Seydegart sees social workers playing a key role in both palliative and hospice care, as well as in outreach to vulnerable individuals, including certain refugee and immigrant populations and unhoused people. And indeed, FIFSW graduates have gone on to work in both Bethell Hospice and the PEACH program.
“Palliative and hospice care are growing areas of social work practice,” says clinical social worker, palliative care expert and FIFSW instructor Susan Blacker, who teaches the popular Social Work in Palliative Care course in the Master of Social Work program. She notes an increased awareness of the importance of palliative care and improved access to services, especially for those with diagnoses other than cancer.
“Today’s model of care is focused on identifying palliative care needs earlier than in the past — even at the time of diagnosis of a serious illness,” says Blacker, who is also Senior Director, Cancer and Palliative Program Planning and Performance at Sinai Health System and Provincial Clinical Co-Lead for the Ontario Palliative Care Network (OPCN).
“Many patients will want to pursue all of the medical treatments that are possible, but at the same time they may also be worrying about the ‘what ifs?’ she says. “Others may be struggling with physical, psychosocial and practical problems that are impacting their quality of life and can be managed with the holistic approach that palliative care provides We need to start having those conversations earlier.”

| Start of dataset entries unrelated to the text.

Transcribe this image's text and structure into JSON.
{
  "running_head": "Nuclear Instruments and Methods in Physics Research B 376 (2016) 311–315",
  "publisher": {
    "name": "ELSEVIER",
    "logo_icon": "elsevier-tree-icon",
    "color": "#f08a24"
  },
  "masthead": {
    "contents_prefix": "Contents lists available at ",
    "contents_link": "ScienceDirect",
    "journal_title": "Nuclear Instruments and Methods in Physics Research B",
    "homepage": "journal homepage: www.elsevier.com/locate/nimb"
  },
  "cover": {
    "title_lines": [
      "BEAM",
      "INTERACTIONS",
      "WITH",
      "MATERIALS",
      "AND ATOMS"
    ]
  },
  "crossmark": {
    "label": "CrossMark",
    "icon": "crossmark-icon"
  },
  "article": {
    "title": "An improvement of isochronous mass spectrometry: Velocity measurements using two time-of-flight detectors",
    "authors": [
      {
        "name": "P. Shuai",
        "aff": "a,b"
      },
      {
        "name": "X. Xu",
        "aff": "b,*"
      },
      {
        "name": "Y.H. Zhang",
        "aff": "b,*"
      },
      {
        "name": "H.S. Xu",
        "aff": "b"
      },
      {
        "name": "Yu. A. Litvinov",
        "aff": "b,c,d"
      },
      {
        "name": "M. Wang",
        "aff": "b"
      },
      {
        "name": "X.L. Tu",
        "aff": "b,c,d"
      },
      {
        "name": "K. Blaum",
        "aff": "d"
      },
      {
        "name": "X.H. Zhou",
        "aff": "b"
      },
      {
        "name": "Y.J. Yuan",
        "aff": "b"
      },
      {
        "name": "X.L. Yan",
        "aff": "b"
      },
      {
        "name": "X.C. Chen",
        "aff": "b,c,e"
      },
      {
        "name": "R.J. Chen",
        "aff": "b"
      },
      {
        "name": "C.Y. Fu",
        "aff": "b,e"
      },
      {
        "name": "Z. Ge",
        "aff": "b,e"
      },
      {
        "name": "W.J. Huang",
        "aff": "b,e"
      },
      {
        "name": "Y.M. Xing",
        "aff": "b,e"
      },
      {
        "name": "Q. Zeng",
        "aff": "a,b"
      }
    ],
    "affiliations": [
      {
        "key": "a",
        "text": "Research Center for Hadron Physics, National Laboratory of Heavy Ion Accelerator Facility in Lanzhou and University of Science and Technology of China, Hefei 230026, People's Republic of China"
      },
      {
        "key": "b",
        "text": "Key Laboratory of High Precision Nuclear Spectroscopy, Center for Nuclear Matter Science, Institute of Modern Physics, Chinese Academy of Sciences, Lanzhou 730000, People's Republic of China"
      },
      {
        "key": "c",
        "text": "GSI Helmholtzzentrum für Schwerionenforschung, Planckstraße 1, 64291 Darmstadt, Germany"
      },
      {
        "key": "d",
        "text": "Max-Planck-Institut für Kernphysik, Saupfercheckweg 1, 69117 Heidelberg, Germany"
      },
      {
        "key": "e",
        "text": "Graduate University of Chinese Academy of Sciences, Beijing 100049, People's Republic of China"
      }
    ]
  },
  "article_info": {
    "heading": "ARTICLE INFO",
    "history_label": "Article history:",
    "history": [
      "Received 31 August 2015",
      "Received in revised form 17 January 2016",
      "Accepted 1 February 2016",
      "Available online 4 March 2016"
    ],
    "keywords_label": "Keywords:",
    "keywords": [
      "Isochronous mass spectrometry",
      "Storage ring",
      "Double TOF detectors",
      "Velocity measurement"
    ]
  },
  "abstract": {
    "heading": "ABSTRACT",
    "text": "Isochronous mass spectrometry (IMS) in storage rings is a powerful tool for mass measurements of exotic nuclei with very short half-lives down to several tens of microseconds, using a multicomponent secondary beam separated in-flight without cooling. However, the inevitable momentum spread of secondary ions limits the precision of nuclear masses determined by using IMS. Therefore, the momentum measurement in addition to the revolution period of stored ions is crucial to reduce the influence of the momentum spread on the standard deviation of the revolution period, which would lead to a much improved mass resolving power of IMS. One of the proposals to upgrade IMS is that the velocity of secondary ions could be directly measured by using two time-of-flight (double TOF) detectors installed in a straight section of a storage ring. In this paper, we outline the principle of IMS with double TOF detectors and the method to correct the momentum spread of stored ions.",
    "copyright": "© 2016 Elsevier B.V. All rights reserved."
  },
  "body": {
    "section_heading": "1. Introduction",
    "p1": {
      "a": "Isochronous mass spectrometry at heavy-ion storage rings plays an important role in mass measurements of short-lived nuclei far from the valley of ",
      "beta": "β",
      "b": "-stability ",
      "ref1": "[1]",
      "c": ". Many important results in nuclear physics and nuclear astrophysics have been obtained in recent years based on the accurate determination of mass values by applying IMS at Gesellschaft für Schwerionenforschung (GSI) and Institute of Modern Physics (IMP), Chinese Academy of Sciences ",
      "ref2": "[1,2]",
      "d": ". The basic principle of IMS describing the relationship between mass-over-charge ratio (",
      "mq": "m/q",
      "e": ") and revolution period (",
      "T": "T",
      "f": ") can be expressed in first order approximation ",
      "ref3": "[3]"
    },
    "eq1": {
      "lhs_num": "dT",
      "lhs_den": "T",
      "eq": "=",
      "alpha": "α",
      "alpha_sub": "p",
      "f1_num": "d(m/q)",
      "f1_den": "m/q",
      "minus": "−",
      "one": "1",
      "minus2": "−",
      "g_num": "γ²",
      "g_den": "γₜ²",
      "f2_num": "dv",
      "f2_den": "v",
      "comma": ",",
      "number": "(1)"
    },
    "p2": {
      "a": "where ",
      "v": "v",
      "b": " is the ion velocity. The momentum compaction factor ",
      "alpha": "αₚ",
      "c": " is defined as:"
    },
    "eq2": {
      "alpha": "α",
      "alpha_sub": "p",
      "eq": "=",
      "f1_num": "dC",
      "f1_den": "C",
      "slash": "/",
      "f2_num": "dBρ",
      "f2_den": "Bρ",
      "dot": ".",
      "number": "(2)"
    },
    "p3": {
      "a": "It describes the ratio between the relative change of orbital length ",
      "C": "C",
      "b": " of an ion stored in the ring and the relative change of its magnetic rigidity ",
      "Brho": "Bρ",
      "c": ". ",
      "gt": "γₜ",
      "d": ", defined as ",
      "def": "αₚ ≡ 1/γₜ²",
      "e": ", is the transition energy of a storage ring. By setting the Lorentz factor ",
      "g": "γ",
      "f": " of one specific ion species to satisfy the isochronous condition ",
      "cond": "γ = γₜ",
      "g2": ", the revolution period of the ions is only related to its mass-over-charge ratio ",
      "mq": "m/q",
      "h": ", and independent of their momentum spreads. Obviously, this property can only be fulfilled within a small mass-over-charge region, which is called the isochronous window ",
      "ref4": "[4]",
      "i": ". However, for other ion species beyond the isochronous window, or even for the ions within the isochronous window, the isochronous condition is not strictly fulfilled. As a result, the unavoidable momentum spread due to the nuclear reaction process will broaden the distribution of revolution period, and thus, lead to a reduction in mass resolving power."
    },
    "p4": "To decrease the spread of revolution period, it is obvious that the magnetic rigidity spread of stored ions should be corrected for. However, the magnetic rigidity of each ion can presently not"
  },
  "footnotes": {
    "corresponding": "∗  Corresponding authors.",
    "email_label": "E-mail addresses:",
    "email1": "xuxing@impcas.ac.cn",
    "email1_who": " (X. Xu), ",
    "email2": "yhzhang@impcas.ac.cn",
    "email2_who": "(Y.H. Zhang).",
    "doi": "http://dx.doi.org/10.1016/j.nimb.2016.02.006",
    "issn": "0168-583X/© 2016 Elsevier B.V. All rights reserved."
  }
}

Equipped with increasingly specialized skills and competencies in palliative care, social work graduates can be instrumental in helping ensure patients are well supported across different care settings, including serving communities with palliative care gaps, such as unhoused populations. This training is not only crucial for students in the faculty’s gerontology field of study — social workers may be supporting populations with life-limiting illnesses at all stages of life.
“The benefits of an interprofessional approach to palliative care can be so significant, especially when we can get involved earlier in someone’s journey,” says Blacker. “We can often decrease the chance of that person needing to come into a hospital or to come to the emergency department in a crisis.”
By working in partnership with patients and families to understand the impact of the illness on their family system, facilitate access to community resources, address caregiver needs, provide grief and bereavement support and much more, social workers play a key role on the palliative care team.
Investing in the future of palliative care
“It is such a rich and unique area for social work practice, and we have so much opportunity to make an impact,” says Blacker. “I’m inspired to be training the next generation of leaders who will not only be caring for clients, but also developing new programs and approaches to providing care.”
Seydegart established the student fellowships with this same goal — by supporting future leaders in the field such as Thiyagasoruban, who hopes to improve understanding of palliative care among the South Asian diaspora and help more people benefit from it.
“Hospice and palliative care is not finished, we keep learning,” says Seydegart. “I hope the awards help stimulate thinking and action around this, because this type of care must keep growing and becoming wiser and broader, more inclusive.”